Nuestros padres nunca imaginaron que existiría el copy-paste a conveniencia. Poco a poco nos hemos acomodado en nuevas formas de permanecer que aprecian más la voluntad concreta-temporal y no la imposición eterna y desconcertante.
En el camino, las muñecas y los platitos de la comidita, el traje de marinerito y la escalera de bombero fueron abandonados por la novedad de una pantalla que no cesaba de brillar.
Fuimos la generación que dio la bienvenida a un nuevo milenio. Se anunciaba con pánico la desconfiguración de una era que empezaba a programarse. Las computadoras llegarían al año cero al dar las 23 horas con 59 minutos y 59 segundos del año 1999. Ese último cero del dos mil sería una transición hacia la etapa anhelada de los Supersónicos, con todo y Robotina incluida.
Nos habían enseñado que cada paso marcaría en definitiva nuestra vida, un escalón más hacia el anhelado ascenso en la evolución social-profesional o cualquier cosa que eso signifique. Ahora las imágenes parecen estar de cabeza. Es como echar un vistazo, con la mirada de Escher, a un pozo profundo de infinitas opciones.
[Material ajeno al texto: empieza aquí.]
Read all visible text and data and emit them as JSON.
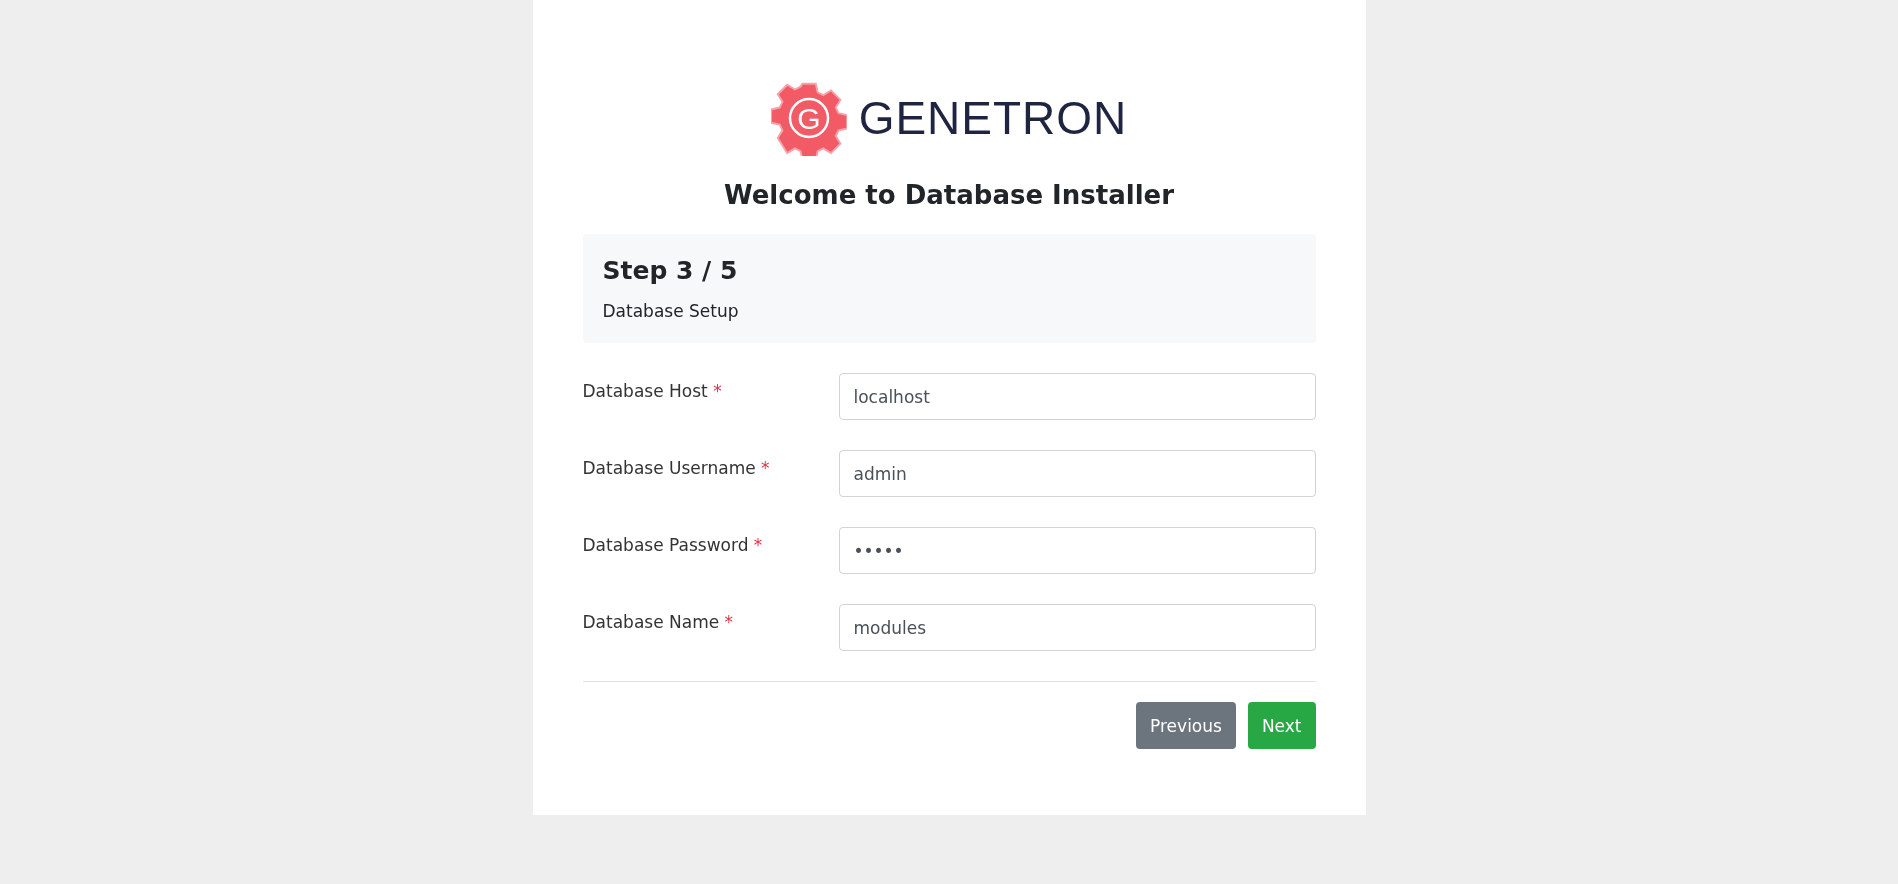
{
  "logo": {
    "letter": "G",
    "name": "GENETRON"
  },
  "title": "Welcome to Database Installer",
  "step": {
    "heading": "Step 3 / 5",
    "subtitle": "Database Setup"
  },
  "fields": [
    {
      "label": "Database Host",
      "required_mark": "*",
      "value": "localhost"
    },
    {
      "label": "Database Username",
      "required_mark": "*",
      "value": "admin"
    },
    {
      "label": "Database Password",
      "required_mark": "*",
      "value": "•••••"
    },
    {
      "label": "Database Name",
      "required_mark": "*",
      "value": "modules"
    }
  ],
  "buttons": [
    {
      "label": "Previous",
      "kind": "secondary"
    },
    {
      "label": "Next",
      "kind": "primary"
    }
  ]
}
La ilusión de cambiar al mundo se materializa en forma de arte, artilugio o forma de vida dependiendo del trending topic del día.
Es la época, la atmósfera del momento, la sensación continua de arriesgarlo todo por conseguir una estrellita más de vida. Como Mario Bros: brincar desde un bloque de concreto hacia una planta carnívora aún si, luego de pensarlo, no hubiera valido tanto la pena haber saltado.
Lo hecho, hecho está.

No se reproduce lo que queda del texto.